A number of arguments suggest that insulin resistance leads to steatosis and that steatosis, or rather the presence of FA derivatives used for TG synthesis, enhances insulin resistance. In humans, steatosis and insulin resistance are clearly associated, and lead to an increased prevalence of diabetes and cardiovascular risk. A number of mechanisms might explain this association, some of which are extrahepatic, such as adipose tissue or diet, while some are intrahepatic.

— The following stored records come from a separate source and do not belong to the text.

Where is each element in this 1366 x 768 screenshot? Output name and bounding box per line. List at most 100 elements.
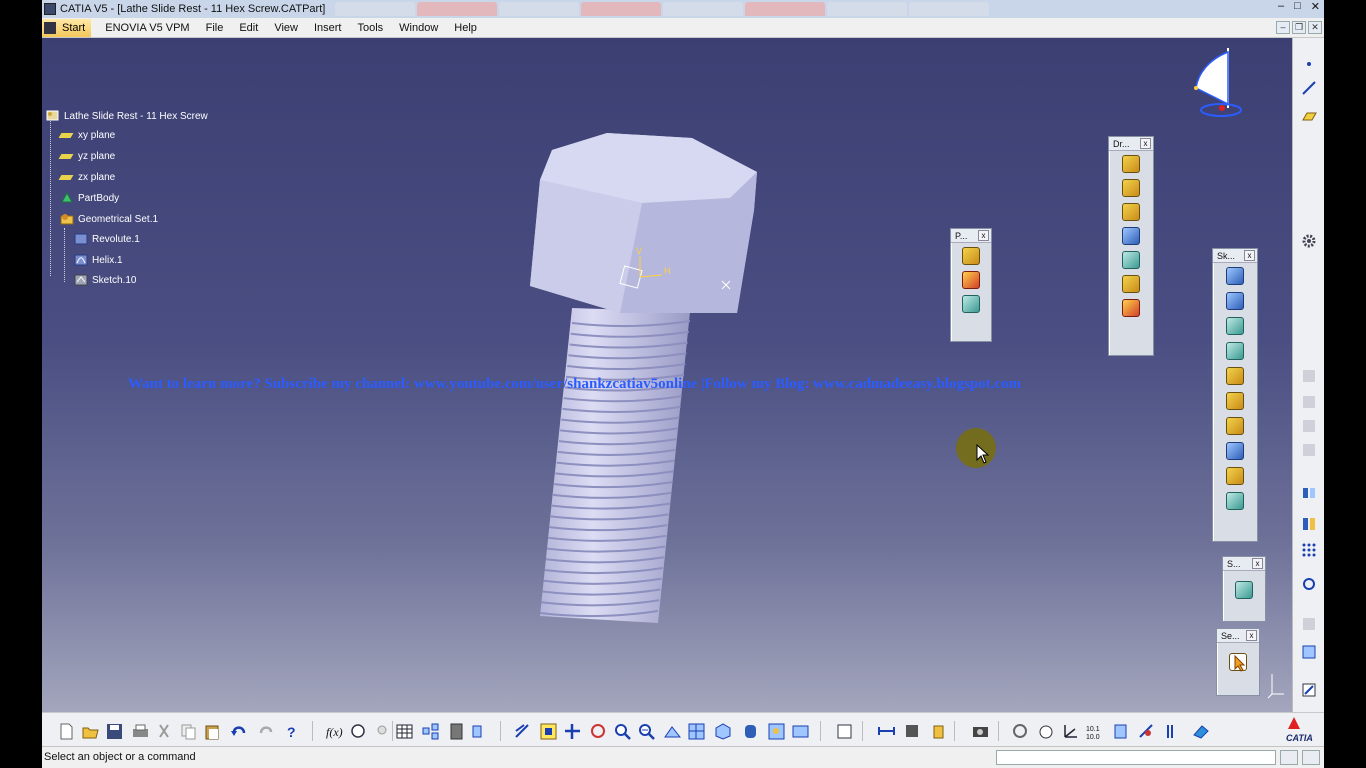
menu-enovia[interactable]: ENOVIA V5 VPM [97, 22, 197, 34]
background-tab[interactable] [909, 2, 990, 16]
formula-icon[interactable]: f(x) [326, 723, 343, 740]
shell-icon[interactable] [1226, 442, 1244, 460]
pocket-icon[interactable] [1122, 179, 1140, 197]
measure-icon[interactable] [1301, 484, 1317, 500]
tree-item-zx-plane[interactable]: zx plane [58, 172, 115, 183]
line-icon[interactable] [1301, 80, 1317, 96]
toolbar-close-button[interactable]: x [1252, 558, 1263, 569]
split-icon[interactable] [1226, 317, 1244, 335]
boolean-icon[interactable] [1301, 644, 1317, 660]
redo-icon[interactable] [258, 723, 275, 740]
toolbar-dr-header[interactable]: Dr... x [1109, 137, 1153, 151]
doc-restore-button[interactable]: ❐ [1292, 21, 1306, 34]
menu-window[interactable]: Window [391, 22, 446, 34]
catalog-tool-icon[interactable] [962, 295, 980, 313]
background-tab[interactable] [827, 2, 908, 16]
paste-icon[interactable] [204, 723, 221, 740]
mirror-icon[interactable] [1301, 516, 1317, 532]
pan-icon[interactable] [564, 723, 581, 740]
parameter-icon[interactable] [472, 723, 489, 740]
product-tool-icon[interactable] [962, 247, 980, 265]
hide-show-icon[interactable] [792, 723, 809, 740]
open-icon[interactable] [82, 723, 99, 740]
sketch-analysis-icon[interactable] [1301, 682, 1317, 698]
undo-icon[interactable] [230, 723, 247, 740]
save-icon[interactable] [106, 723, 123, 740]
axis-system-icon[interactable] [1062, 723, 1079, 740]
background-tab[interactable] [581, 2, 662, 16]
constraint-icon[interactable] [1138, 723, 1155, 740]
pad-icon[interactable] [1122, 155, 1140, 173]
shaft-icon[interactable] [1122, 203, 1140, 221]
grid-value-icon[interactable]: 10.1 10.0 [1086, 723, 1103, 741]
plane-tool-icon[interactable] [1301, 108, 1317, 124]
whats-this-icon[interactable]: ? [284, 723, 301, 740]
new-icon[interactable] [58, 723, 75, 740]
tree-item-revolute[interactable]: Revolute.1 [74, 233, 140, 245]
toolbar-se-header[interactable]: Se... x [1217, 629, 1259, 643]
background-tab[interactable] [745, 2, 826, 16]
mass-properties-icon[interactable] [930, 723, 947, 740]
groove-icon[interactable] [1122, 227, 1140, 245]
zoom-out-icon[interactable] [638, 723, 655, 740]
cut-icon[interactable] [156, 723, 173, 740]
scaling-icon[interactable] [1301, 576, 1317, 592]
swap-visible-space-icon[interactable] [836, 723, 853, 740]
fly-mode-icon[interactable] [514, 723, 531, 740]
toolbar-close-button[interactable]: x [1246, 630, 1257, 641]
sew-surface-icon[interactable] [1226, 392, 1244, 410]
menu-edit[interactable]: Edit [231, 22, 266, 34]
toolbar-p-header[interactable]: P... x [951, 229, 991, 243]
doc-close-button[interactable]: ✕ [1308, 21, 1322, 34]
maximize-button[interactable]: □ [1294, 0, 1301, 13]
close-button[interactable]: ✕ [1311, 0, 1320, 13]
positioned-sketch-icon[interactable] [1226, 292, 1244, 310]
scan-icon[interactable] [1235, 581, 1253, 599]
tree-item-sketch[interactable]: Sketch.10 [74, 274, 136, 286]
status-search-button[interactable] [1302, 750, 1320, 765]
tree-item-helix[interactable]: Helix.1 [74, 254, 123, 266]
start-menu[interactable]: Start [42, 18, 92, 37]
iso-view-icon[interactable] [714, 723, 731, 740]
draft-icon[interactable] [1226, 417, 1244, 435]
toolbar-sk-header[interactable]: Sk... x [1213, 249, 1257, 263]
background-tab[interactable] [417, 2, 498, 16]
tree-item-yz-plane[interactable]: yz plane [58, 151, 115, 162]
eraser-icon[interactable] [1192, 723, 1209, 740]
toolbar-close-button[interactable]: x [1140, 138, 1151, 149]
hole-icon[interactable] [1122, 251, 1140, 269]
copy-icon[interactable] [180, 723, 197, 740]
tree-item-geometrical-set[interactable]: Geometrical Set.1 [60, 213, 158, 225]
knowledge-icon[interactable] [350, 723, 367, 740]
list-icon[interactable] [1164, 723, 1181, 740]
background-tab[interactable] [663, 2, 744, 16]
table-icon[interactable] [396, 723, 413, 740]
capture-icon[interactable] [972, 723, 989, 740]
command-input[interactable] [996, 750, 1276, 765]
light-icon[interactable] [374, 723, 391, 740]
shading-icon[interactable] [742, 723, 759, 740]
thick-surface-icon[interactable] [1226, 342, 1244, 360]
tree-item-xy-plane[interactable]: xy plane [58, 130, 115, 141]
select-arrow-icon[interactable] [1229, 653, 1247, 672]
part-tool-icon[interactable] [962, 271, 980, 289]
catalog-icon[interactable] [448, 723, 465, 740]
menu-insert[interactable]: Insert [306, 22, 350, 34]
close-surface-icon[interactable] [1226, 367, 1244, 385]
thickness-icon[interactable] [1226, 467, 1244, 485]
3d-viewport[interactable]: Lathe Slide Rest - 11 Hex Screw xy plane… [42, 38, 1292, 712]
background-tab[interactable] [335, 2, 416, 16]
toolbar-s-header[interactable]: S... x [1223, 557, 1265, 571]
menu-tools[interactable]: Tools [349, 22, 391, 34]
tree-expand-icon[interactable] [422, 723, 439, 740]
toolbar-close-button[interactable]: x [1244, 250, 1255, 261]
measure-between-icon[interactable] [878, 723, 895, 740]
render-style-icon[interactable] [768, 723, 785, 740]
print-icon[interactable] [132, 723, 149, 740]
menu-file[interactable]: File [198, 22, 232, 34]
sketch-tool-icon[interactable] [1226, 267, 1244, 285]
point-icon[interactable] [1301, 56, 1317, 72]
toolbar-close-button[interactable]: x [978, 230, 989, 241]
fit-all-icon[interactable] [540, 723, 557, 740]
tree-item-partbody[interactable]: PartBody [60, 191, 119, 204]
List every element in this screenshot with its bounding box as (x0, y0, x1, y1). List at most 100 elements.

An important question is to ask why, in some patients, does steatosis evolve towards NASH while insulin resistance is present in both entities. The degree of insulin resistance is greater in patients with NASH than with steatosis [35, 36], and its involvement in the transition has been reported in an animal model [37]. It is evident that the presence of abnormal mitochondria and increased oxidative stress in NASH compared with steatosis [24] favors an important role for mitochondrial dysfunction. However, adipokines and cytokines may also play major roles. Adiponectin is thought to be more decreased in NASH than in steatosis, and an adiponectin gene polymorphism can predict the severity of disease in NASH [35, 36, 38]. In addition, TNF-⍺ is overexpressed at the mRNA level both in adipose tissue and the liver, suggesting an important role for TNF-⍺ in the pathogenesis of NASH [39]. The roles of inflammation (see the report by K. Clément and colleagues in this issue) and immunity also need to be considered in such a setting [40].

Conflicts of interest: The author has none to declare.